Numerous studies conducted on hundreds of different plant species testify to the very real and measurable growth-enhancing, water-saving, and stress-alleviating advantages that elevated atmospheric CO2 concentrations bestow upon Earth's plants (Idso and Singer, 2009; Idso and Idso, 2011). In commenting on these and many other CO2-related benefits, Wittwer (1982) wrote that "the 'green revolution' has coincided with the period of recorded rapid increase in concentration of atmospheric carbon dioxide, and it seems likely that some credit for the improved [crop] yields should be laid at the door of the CO2 buildup." Similarly, Allen et al. (1987) concluded that yields of soybeans may have been rising since at least 1800 "due to global carbon dioxide increases," while more recently, Cunniff et al. (2008) hypothesized that the rise in atmospheric CO2 following deglaciation of the most recent planetary ice age, was the trigger that launched the global agricultural enterprise.

In a test of this hypothesis, Cunniff et al. designed "a controlled environment experiment using five modern-day representatives of wild C4 crop progenitors, all 'founder crops' from a variety of independent centers," which were grown individually in growth chambers maintained at atmospheric CO2 concentrations of 180, 280 and 380 ppm, characteristic of glacial, post-glacial and modern times, respectively. The results revealed that the 100-ppm increase in CO2 from glacial to postglacial levels (180 to 280 ppm) "caused a significant gain in vegetative biomass of up to 40%," together with "a reduction in the transpiration rate via decreases in stomatal conductance of ~35%," which led to "a 70% increase in water use efficiency, and a much greater productivity potential in water-limited conditions."

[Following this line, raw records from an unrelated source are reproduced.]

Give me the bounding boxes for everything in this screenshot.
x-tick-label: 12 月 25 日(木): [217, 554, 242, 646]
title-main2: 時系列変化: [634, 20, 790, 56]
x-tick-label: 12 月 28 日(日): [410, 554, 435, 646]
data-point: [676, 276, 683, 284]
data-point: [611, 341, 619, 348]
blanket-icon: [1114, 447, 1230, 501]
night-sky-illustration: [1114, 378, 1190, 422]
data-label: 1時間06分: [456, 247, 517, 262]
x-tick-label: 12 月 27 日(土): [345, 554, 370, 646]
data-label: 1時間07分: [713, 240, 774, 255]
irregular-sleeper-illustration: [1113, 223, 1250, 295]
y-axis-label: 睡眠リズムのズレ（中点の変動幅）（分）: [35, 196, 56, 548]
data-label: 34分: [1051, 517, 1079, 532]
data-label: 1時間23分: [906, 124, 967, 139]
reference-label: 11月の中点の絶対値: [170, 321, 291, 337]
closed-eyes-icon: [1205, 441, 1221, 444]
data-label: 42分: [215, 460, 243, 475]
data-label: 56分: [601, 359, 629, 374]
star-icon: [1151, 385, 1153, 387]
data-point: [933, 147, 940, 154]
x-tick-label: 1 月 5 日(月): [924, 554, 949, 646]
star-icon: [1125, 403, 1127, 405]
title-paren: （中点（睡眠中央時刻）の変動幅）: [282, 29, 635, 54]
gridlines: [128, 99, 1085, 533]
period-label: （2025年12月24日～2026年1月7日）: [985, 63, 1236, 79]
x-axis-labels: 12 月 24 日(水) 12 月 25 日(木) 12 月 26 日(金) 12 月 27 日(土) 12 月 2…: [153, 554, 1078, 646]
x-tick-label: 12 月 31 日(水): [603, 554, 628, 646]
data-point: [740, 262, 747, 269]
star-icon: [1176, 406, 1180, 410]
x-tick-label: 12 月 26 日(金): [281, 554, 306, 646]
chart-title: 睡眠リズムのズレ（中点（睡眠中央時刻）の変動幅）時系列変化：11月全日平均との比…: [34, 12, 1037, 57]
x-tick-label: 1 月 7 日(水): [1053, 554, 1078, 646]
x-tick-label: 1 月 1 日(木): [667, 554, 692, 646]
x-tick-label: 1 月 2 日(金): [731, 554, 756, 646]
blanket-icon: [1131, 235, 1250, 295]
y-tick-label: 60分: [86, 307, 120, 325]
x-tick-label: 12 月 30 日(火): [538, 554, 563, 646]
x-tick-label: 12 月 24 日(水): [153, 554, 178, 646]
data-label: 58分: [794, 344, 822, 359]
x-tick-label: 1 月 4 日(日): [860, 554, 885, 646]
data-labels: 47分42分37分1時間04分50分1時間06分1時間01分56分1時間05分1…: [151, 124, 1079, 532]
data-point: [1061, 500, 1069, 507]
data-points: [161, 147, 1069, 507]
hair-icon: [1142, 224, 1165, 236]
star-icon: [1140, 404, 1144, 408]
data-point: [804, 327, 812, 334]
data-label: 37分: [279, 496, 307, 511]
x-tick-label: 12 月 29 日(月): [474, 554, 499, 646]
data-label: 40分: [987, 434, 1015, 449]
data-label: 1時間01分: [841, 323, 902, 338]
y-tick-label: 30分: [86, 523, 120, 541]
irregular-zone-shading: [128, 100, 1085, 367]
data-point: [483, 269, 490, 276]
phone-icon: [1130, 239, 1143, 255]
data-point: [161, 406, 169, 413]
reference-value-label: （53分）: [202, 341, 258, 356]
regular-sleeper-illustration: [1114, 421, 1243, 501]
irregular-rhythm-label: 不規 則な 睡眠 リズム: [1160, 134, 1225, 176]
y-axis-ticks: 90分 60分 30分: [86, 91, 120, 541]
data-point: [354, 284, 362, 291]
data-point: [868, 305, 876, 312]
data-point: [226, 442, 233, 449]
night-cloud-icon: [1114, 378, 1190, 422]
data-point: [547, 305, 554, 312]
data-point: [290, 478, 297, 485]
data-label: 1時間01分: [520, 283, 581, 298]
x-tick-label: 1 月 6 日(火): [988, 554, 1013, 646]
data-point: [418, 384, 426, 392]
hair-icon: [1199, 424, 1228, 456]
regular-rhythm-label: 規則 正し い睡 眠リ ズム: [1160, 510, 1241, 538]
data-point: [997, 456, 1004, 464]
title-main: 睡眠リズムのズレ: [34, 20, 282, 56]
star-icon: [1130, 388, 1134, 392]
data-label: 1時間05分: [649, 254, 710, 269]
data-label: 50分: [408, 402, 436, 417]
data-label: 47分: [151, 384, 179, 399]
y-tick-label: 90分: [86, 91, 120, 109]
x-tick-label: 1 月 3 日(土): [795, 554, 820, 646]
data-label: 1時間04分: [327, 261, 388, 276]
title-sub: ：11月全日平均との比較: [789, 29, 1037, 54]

In discussing their results, the five researchers concluded that "these key physiological changes could have greatly enhanced the productivity of wild crop progenitors after deglaciation ... improving the productivity and survival of these wild C4 crop progenitors in early agricultural systems." And in this regard, they note that "the lowered water requirements of C4 crop progenitors under increased CO2 would have been particularly beneficial in the arid climatic regions where these plants were domesticated." For comparative purposes, they also included one C3 species in their study - Hordeum spontaneum K. Koch - and they report that it "showed a near-doubling in biomass compared with [the] 40% increase in the C4 species under growth treatments equivalent to the postglacial CO2 rise." In light of these and other similar findings (Mayeux et al., 1997), it can be appreciated that the civilizations of the past, which could not have existed without agriculture, were largely made possible by the increase in the air's CO2 content that accompanied deglaciation, and that the peoples of the Earth today are likewise indebted to this phenomenon, as well as the additional 110 ppm of CO2 the atmosphere has subsequently acquired. And as the CO2 concentration of the air continues to rise in the future, this positive externality of enhanced crop production will benefit society in the years, decades, and even centuries to come.